Saturday, March 23, 2019

The legacy of a great communist thinker

Ma Hui addressing the crowd

By New Worker correspondent

Comrades and friends met last Sunday to salute the memory of Karl Marx at his tomb in Highgate Cemetery in London. They ignored a pathetic band of anti-communists who had gathered outside the gates to hurl abuse at those who had come to honour the revolutionary thinker and rally around the tomb, which had came under fascist attack earlier this year.
Last month the marble plaque was smashed and the tomb daubed with hate slogans in two separate attacks on the monument. Although most of the paint has been scraped away the plaque remains badly damaged. Plans are already afoot for an appeal to restore the monument designed by communist sculptor Laurence Bradshaw that was unveiled in 1956.
Marx died in his study at half-past two on the afternoon of Wednesday 14th March 1883, he was buried three days later at Highgate Cemetery. To commemorate his passing the Marx Memorial Library has for many decades held an annual graveside oration at his burial place in the cemetery.
This year the graveside address was given by Comrade Ma Hui from the Chinese embassy in London.
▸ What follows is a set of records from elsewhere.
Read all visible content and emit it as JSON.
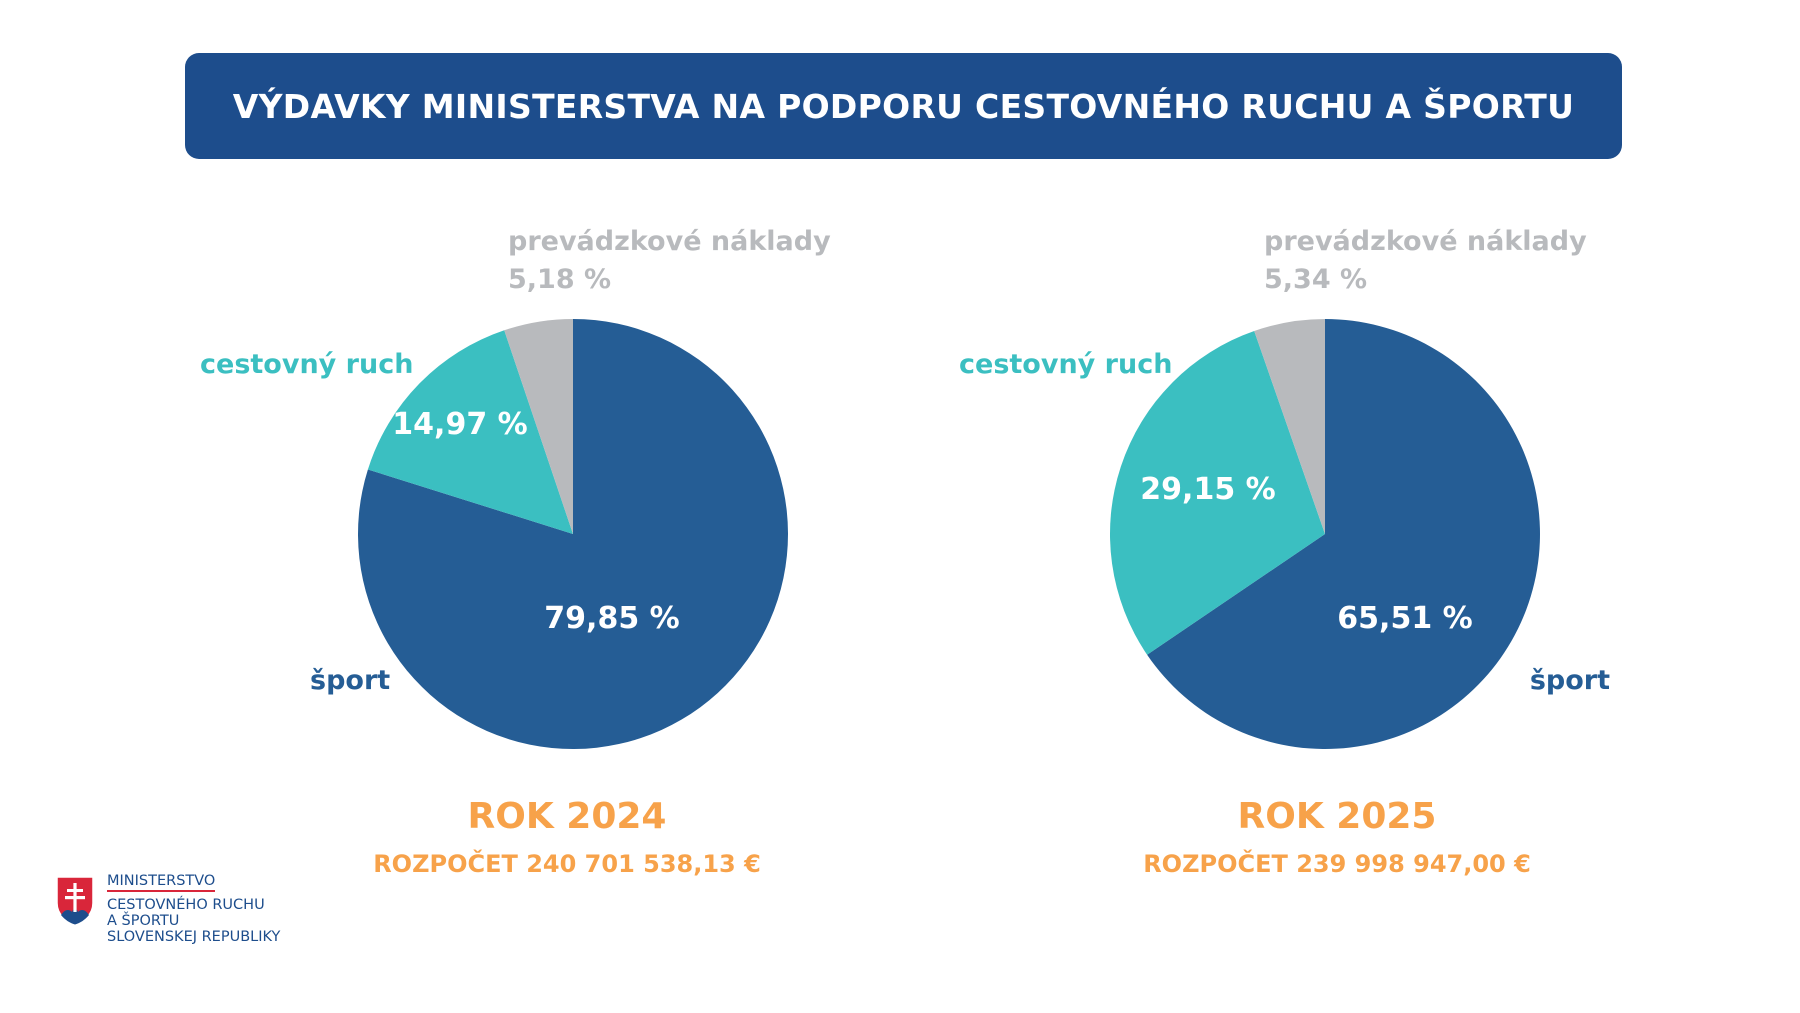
{
  "title": "VÝDAVKY MINISTERSTVA NA PODPORU CESTOVNÉHO RUCHU A ŠPORTU",
  "colors": {
    "banner": "#1d4d8c",
    "sport": "#255d95",
    "tourism": "#3bbfc1",
    "operating": "#b8babd",
    "year_text": "#f7a24a",
    "tourism_label": "#3bbfc1",
    "sport_label": "#255d95",
    "operating_label": "#b8babd"
  },
  "chart_data": [
    {
      "type": "pie",
      "year_label": "ROK 2024",
      "budget_label": "ROZPOČET 240 701 538,13 €",
      "slices": [
        {
          "key": "sport",
          "name": "šport",
          "value": 79.85,
          "value_label": "79,85 %"
        },
        {
          "key": "tourism",
          "name": "cestovný ruch",
          "value": 14.97,
          "value_label": "14,97 %"
        },
        {
          "key": "operating",
          "name": "prevádzkové náklady",
          "value": 5.18,
          "value_label": "5,18 %"
        }
      ]
    },
    {
      "type": "pie",
      "year_label": "ROK 2025",
      "budget_label": "ROZPOČET 239 998 947,00 €",
      "slices": [
        {
          "key": "sport",
          "name": "šport",
          "value": 65.51,
          "value_label": "65,51 %"
        },
        {
          "key": "tourism",
          "name": "cestovný ruch",
          "value": 29.15,
          "value_label": "29,15 %"
        },
        {
          "key": "operating",
          "name": "prevádzkové náklady",
          "value": 5.34,
          "value_label": "5,34 %"
        }
      ]
    }
  ],
  "logo": {
    "line1": "MINISTERSTVO",
    "line2": "CESTOVNÉHO RUCHU",
    "line3": "A ŠPORTU",
    "line4": "SLOVENSKEJ REPUBLIKY"
  }
}
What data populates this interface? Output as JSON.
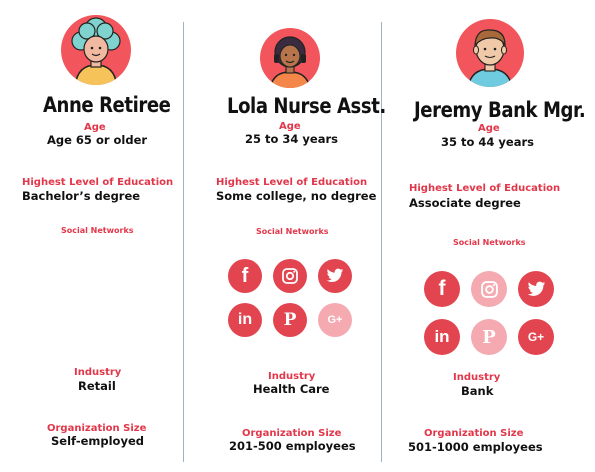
{
  "personas": [
    {
      "name": "Anne Retiree",
      "age_label": "Age",
      "age_value": "Age 65 or older",
      "education_label": "Highest Level of Education",
      "education_value": "Bachelor’s degree",
      "social_label": "Social Networks",
      "social_networks": [],
      "industry_label": "Industry",
      "industry_value": "Retail",
      "org_size_label": "Organization Size",
      "org_size_value": "Self-employed"
    },
    {
      "name": "Lola Nurse Asst.",
      "age_label": "Age",
      "age_value": "25 to 34 years",
      "education_label": "Highest Level of Education",
      "education_value": "Some college, no degree",
      "social_label": "Social Networks",
      "social_networks": [
        {
          "icon": "facebook-icon",
          "active": true
        },
        {
          "icon": "instagram-icon",
          "active": true
        },
        {
          "icon": "twitter-icon",
          "active": true
        },
        {
          "icon": "linkedin-icon",
          "active": true
        },
        {
          "icon": "pinterest-icon",
          "active": true
        },
        {
          "icon": "google-plus-icon",
          "active": false
        }
      ],
      "industry_label": "Industry",
      "industry_value": "Health Care",
      "org_size_label": "Organization Size",
      "org_size_value": "201-500 employees"
    },
    {
      "name": "Jeremy Bank Mgr.",
      "age_label": "Age",
      "age_value": "35 to 44 years",
      "education_label": "Highest Level of Education",
      "education_value": "Associate degree",
      "social_label": "Social Networks",
      "social_networks": [
        {
          "icon": "facebook-icon",
          "active": true
        },
        {
          "icon": "instagram-icon",
          "active": false
        },
        {
          "icon": "twitter-icon",
          "active": true
        },
        {
          "icon": "linkedin-icon",
          "active": true
        },
        {
          "icon": "pinterest-icon",
          "active": false
        },
        {
          "icon": "google-plus-icon",
          "active": true
        }
      ],
      "industry_label": "Industry",
      "industry_value": "Bank",
      "org_size_label": "Organization Size",
      "org_size_value": "501-1000 employees"
    }
  ],
  "colors": {
    "accent": "#e2374a",
    "icon_active": "#e2454f",
    "icon_inactive": "#f5a9b0",
    "avatar_bg": "#f2555b",
    "divider": "#9fb3c3"
  }
}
Noting that this year also marks the 70th anniversary of the foundation of the People’s Republic of China, the Chinese diplomat said: “Marxism is still guiding China’s socialist development [to build] a community with a shared future for humankind and an open, inclusive, clean and beautiful world that enjoys lasting peace.”
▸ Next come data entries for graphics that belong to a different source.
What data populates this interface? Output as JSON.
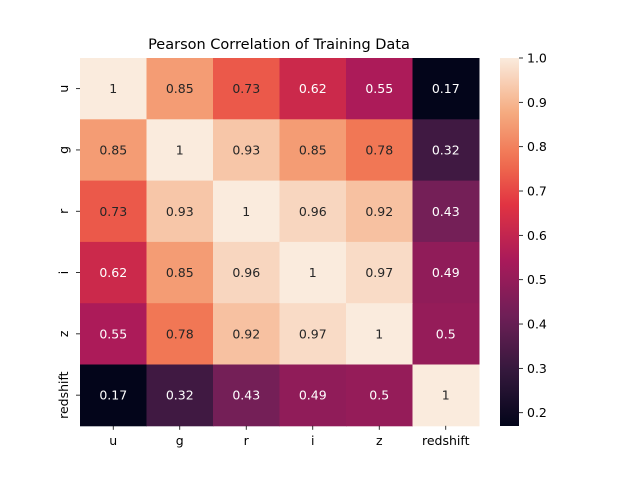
{
  "chart_data": {
    "type": "heatmap",
    "title": "Pearson Correlation of Training Data",
    "x_labels": [
      "u",
      "g",
      "r",
      "i",
      "z",
      "redshift"
    ],
    "y_labels": [
      "u",
      "g",
      "r",
      "i",
      "z",
      "redshift"
    ],
    "values": [
      [
        1,
        0.85,
        0.73,
        0.62,
        0.55,
        0.17
      ],
      [
        0.85,
        1,
        0.93,
        0.85,
        0.78,
        0.32
      ],
      [
        0.73,
        0.93,
        1,
        0.96,
        0.92,
        0.43
      ],
      [
        0.62,
        0.85,
        0.96,
        1,
        0.97,
        0.49
      ],
      [
        0.55,
        0.78,
        0.92,
        0.97,
        1,
        0.5
      ],
      [
        0.17,
        0.32,
        0.43,
        0.49,
        0.5,
        1
      ]
    ],
    "value_labels": [
      [
        "1",
        "0.85",
        "0.73",
        "0.62",
        "0.55",
        "0.17"
      ],
      [
        "0.85",
        "1",
        "0.93",
        "0.85",
        "0.78",
        "0.32"
      ],
      [
        "0.73",
        "0.93",
        "1",
        "0.96",
        "0.92",
        "0.43"
      ],
      [
        "0.62",
        "0.85",
        "0.96",
        "1",
        "0.97",
        "0.49"
      ],
      [
        "0.55",
        "0.78",
        "0.92",
        "0.97",
        "1",
        "0.5"
      ],
      [
        "0.17",
        "0.32",
        "0.43",
        "0.49",
        "0.5",
        "1"
      ]
    ],
    "colorbar": {
      "min": 0.17,
      "max": 1.0,
      "ticks": [
        "0.2",
        "0.3",
        "0.4",
        "0.5",
        "0.6",
        "0.7",
        "0.8",
        "0.9",
        "1.0"
      ],
      "colormap": "rocket"
    },
    "annotations": true,
    "grid": false
  }
}
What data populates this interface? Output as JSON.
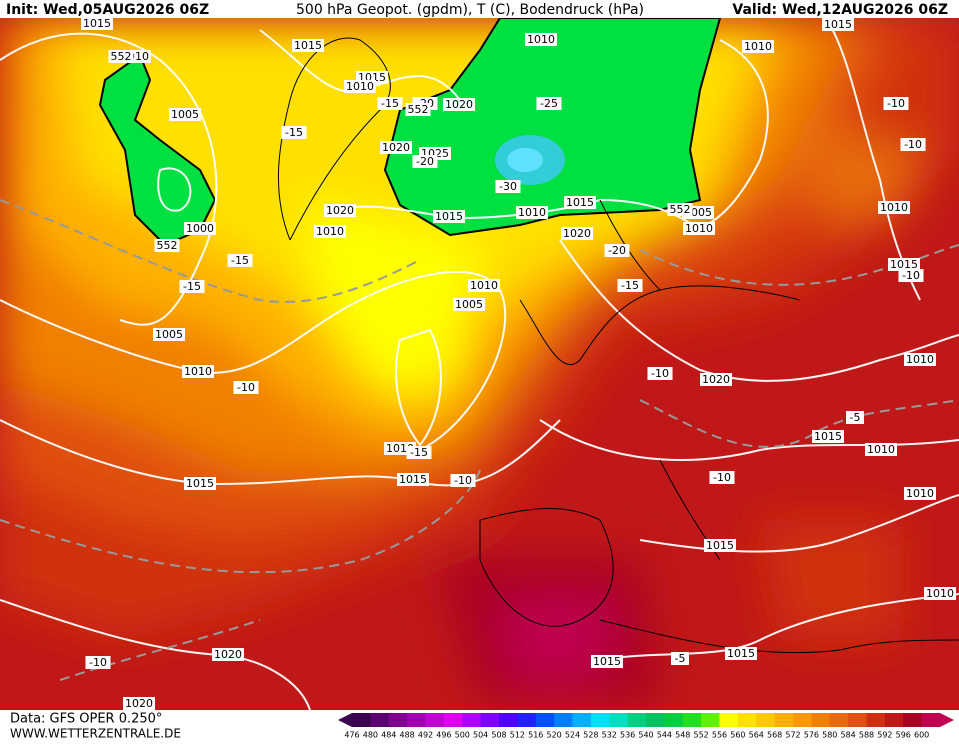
{
  "header": {
    "init": "Init: Wed,05AUG2026 06Z",
    "title": "500 hPa Geopot. (gpdm), T (C), Bodendruck (hPa)",
    "valid": "Valid: Wed,12AUG2026 06Z"
  },
  "footer": {
    "data": "Data: GFS OPER 0.250°",
    "site": "WWW.WETTERZENTRALE.DE"
  },
  "colorbar": {
    "labels": [
      476,
      480,
      484,
      488,
      492,
      496,
      500,
      504,
      508,
      512,
      516,
      520,
      524,
      528,
      532,
      536,
      540,
      544,
      548,
      552,
      556,
      560,
      564,
      568,
      572,
      576,
      580,
      584,
      588,
      592,
      596,
      600
    ],
    "colors": [
      "#3c0050",
      "#5a0070",
      "#800090",
      "#a000b0",
      "#c000d0",
      "#e000f0",
      "#b000ff",
      "#8000ff",
      "#5000ff",
      "#2020ff",
      "#0050ff",
      "#0080ff",
      "#00b0ff",
      "#00e0ff",
      "#00e0c0",
      "#00d080",
      "#00c060",
      "#00d040",
      "#20e020",
      "#60f000",
      "#ffff00",
      "#ffe000",
      "#ffc800",
      "#ffb000",
      "#ff9800",
      "#f08000",
      "#e86a10",
      "#e05010",
      "#d03010",
      "#c01818",
      "#a80020",
      "#c00050"
    ]
  },
  "map": {
    "isobar_labels": [
      "1015",
      "1010",
      "1015",
      "1015",
      "1010",
      "1020",
      "1010",
      "1010",
      "1015",
      "1005",
      "1020",
      "1025",
      "1020",
      "1015",
      "1010",
      "1015",
      "1005",
      "1010",
      "1010",
      "1000",
      "1010",
      "1020",
      "1015",
      "1010",
      "1005",
      "1005",
      "1010",
      "1020",
      "1010",
      "1015",
      "1010",
      "1010",
      "1015",
      "1015",
      "1010",
      "1015",
      "1010",
      "1020",
      "1015",
      "1015",
      "1020"
    ],
    "temperature_labels": [
      "-15",
      "-20",
      "-25",
      "-15",
      "-30",
      "-20",
      "-15",
      "-15",
      "-20",
      "-15",
      "-10",
      "-10",
      "-10",
      "-10",
      "-10",
      "-5",
      "-15",
      "-10",
      "-10",
      "-10",
      "-5"
    ],
    "geopotential_labels": [
      "552",
      "552",
      "552",
      "552"
    ]
  }
}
This was followed by Carol Stavris of the Communist Party of Britain, who argued that “new social relations … that do not rely solely upon a crude, alienated formulation of value” would be crucial to women’s liberation.
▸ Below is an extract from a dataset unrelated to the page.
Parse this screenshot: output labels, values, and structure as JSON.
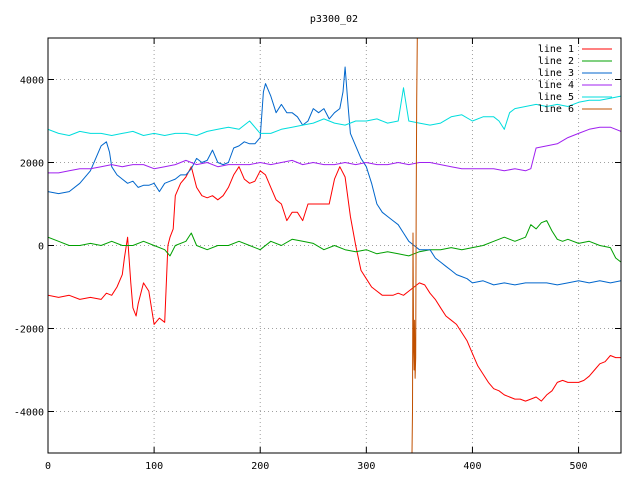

NCP leader Andy Brooks, along with London comrades, laid the Party’s floral tribute at the tomb together with a procession of other communist representatives that included diplomats from the Cuban and Vietnamese embassies, comrades from the Communist Party of Greece (KKE), the Progressive Party of Working People of Cyprus (AKEL), the Communist Party (Italy), and many more from other workers’ parties in the Middle East and the rest of the world that have members studying or working in Britain.
Finally the {Internationale} was sung around the monument bedecked with dozens of wreaths and floral tributes. The comrades then departed – some to a reception at a nearby pub and others to brave a sudden hail-storm to get back home.